Um projeto de anistia está em discussão na Câmara dos Deputados, permitindo que Jair Bolsonaro e seu filho, Eduardo Bolsonaro, voltem a ser elegíveis para cargos públicos, incluindo a presidência em 2026. A proposta visa conceder perdão por crimes relacionados a atos antidemocráticos desde 14 de março de 2019, data em que o STF instaurou o inquérito das fake news.
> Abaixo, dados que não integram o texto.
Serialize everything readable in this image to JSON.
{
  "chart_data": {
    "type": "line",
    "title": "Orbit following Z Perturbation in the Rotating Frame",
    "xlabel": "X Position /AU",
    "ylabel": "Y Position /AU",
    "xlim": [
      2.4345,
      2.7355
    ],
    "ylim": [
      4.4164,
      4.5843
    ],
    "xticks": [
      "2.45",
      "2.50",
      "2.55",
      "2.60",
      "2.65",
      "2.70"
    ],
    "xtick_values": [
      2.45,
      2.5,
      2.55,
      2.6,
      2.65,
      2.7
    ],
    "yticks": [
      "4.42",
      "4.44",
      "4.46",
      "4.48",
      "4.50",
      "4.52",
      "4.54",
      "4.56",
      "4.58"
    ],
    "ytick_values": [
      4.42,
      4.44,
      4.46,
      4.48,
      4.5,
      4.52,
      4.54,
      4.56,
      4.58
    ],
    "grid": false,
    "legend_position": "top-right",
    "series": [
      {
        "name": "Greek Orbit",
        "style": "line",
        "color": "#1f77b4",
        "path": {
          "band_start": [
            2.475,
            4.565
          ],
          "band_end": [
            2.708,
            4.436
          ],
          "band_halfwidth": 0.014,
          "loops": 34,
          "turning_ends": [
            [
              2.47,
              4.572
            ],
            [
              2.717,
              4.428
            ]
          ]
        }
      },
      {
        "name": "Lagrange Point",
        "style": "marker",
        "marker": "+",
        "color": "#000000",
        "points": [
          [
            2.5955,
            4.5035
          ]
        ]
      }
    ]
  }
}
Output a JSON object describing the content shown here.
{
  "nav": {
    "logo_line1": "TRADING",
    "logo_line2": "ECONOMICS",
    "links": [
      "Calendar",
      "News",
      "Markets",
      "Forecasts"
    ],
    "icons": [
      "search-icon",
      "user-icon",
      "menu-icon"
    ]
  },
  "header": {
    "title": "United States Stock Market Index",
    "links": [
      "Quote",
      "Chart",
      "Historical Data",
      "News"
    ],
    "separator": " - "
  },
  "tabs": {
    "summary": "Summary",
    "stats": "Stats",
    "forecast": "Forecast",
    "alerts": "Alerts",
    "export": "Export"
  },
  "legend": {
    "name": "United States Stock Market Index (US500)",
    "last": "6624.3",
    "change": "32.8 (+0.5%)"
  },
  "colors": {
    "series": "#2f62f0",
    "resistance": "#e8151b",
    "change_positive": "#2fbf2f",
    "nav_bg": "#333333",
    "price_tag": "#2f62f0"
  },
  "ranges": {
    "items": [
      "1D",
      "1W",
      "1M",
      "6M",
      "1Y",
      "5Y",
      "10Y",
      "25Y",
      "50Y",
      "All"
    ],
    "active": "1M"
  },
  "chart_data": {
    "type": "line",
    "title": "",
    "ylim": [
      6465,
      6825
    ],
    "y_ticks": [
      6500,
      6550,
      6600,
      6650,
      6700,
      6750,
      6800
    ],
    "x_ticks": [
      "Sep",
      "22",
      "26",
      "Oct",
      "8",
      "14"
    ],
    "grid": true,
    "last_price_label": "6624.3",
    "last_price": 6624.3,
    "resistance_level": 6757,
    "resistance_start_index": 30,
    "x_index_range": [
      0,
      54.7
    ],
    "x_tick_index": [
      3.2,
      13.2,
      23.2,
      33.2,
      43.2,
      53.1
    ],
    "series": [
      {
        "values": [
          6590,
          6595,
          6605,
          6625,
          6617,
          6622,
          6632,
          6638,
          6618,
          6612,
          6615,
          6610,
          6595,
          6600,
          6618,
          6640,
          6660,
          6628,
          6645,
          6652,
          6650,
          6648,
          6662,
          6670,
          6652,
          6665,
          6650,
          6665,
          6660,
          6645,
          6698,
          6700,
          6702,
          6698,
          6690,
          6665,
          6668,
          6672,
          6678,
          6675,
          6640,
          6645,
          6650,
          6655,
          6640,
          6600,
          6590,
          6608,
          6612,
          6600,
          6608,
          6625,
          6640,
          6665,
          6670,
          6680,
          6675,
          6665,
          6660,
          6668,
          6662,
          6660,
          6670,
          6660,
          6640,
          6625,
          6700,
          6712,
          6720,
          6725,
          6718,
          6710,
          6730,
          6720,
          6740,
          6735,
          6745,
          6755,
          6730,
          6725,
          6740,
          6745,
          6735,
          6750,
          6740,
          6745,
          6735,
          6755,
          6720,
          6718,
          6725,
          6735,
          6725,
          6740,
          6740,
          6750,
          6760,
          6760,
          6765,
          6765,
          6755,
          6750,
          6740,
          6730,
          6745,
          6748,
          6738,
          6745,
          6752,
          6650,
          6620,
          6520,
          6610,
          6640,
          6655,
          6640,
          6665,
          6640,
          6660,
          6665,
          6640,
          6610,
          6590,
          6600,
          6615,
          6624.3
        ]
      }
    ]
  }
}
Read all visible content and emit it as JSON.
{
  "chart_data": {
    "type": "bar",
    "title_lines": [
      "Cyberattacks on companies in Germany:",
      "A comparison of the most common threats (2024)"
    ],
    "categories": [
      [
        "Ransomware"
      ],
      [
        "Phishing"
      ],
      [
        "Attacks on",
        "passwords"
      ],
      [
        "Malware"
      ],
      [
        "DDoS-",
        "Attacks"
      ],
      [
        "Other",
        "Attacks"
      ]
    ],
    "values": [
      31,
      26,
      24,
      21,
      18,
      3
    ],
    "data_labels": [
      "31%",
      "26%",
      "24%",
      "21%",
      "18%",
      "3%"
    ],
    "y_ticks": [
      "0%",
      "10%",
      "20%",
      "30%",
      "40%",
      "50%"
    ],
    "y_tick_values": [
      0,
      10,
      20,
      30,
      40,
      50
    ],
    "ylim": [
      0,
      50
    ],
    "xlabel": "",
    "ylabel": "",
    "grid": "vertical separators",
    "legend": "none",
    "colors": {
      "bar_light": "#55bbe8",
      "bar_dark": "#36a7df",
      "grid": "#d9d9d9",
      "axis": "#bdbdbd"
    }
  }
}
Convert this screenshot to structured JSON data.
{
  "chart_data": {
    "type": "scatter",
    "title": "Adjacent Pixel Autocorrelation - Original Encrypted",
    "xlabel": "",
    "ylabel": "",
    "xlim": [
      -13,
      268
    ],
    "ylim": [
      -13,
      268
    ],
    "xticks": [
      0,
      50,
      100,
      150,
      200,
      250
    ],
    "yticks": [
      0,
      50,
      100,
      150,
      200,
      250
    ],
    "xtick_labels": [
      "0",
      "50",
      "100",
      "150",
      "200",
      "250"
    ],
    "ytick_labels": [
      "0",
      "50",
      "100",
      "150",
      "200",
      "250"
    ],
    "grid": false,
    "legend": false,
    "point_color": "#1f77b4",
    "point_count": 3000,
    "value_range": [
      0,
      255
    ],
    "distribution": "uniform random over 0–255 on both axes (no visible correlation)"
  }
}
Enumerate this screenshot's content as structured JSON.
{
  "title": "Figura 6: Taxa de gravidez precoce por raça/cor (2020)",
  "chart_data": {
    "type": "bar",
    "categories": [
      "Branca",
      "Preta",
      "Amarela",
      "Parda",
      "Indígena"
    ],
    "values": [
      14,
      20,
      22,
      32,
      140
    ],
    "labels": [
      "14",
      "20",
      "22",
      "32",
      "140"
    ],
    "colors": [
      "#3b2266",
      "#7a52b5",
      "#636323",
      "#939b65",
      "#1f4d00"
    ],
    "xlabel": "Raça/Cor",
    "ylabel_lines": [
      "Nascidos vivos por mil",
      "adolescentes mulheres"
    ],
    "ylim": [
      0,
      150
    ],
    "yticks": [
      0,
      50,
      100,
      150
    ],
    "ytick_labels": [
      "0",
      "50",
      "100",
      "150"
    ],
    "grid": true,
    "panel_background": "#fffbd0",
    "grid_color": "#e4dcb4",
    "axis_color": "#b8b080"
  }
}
O texto, ao qual O Globo teve acesso, abrange não apenas o ex-presidente, mas também outros envolvidos nos eventos de 8 de janeiro, que são alvos de investigações do STF. A anistia incluiria perdão por ofensas a instituições e apoio a protestos que atacaram a soberania nacional. Além disso, medidas cautelares, como a retirada da tornozeleira eletrônica de Bolsonaro, estão contempladas.
Ministros do STF consideram que uma anistia dessa natureza poderia ser inconstitucional, uma vez que não se pode anistiar crimes contra a democracia. O presidente da Câmara, Hugo Motta, afirmou que ainda não há consenso sobre o texto e que as discussões continuam. O presidente do Senado, Davi Alcolumbre, está articulando uma proposta alternativa, menos abrangente.
A proposta de anistia também se estende a crimes eleitorais e administrativos, afastando inelegibilidades já declaradas ou que possam ser declaradas no futuro. Eduardo Bolsonaro, que enfrenta investigações por suposta atuação junto ao governo dos Estados Unidos para coagir o STF, também está incluído na proposta. Ele foi indiciado pela Polícia Federal e enfrentou sanções durante a gestão de Donald Trump.
Lideranças do Centrão e do PL acreditam que a votação da anistia pode ocorrer a partir da semana do dia 15 de setembro, após o julgamento de Bolsonaro, que deve ser concluído em 12 de setembro. A discussão sobre a anistia tem ganhado força em meio às movimentações políticas para as eleições municipais de 2024.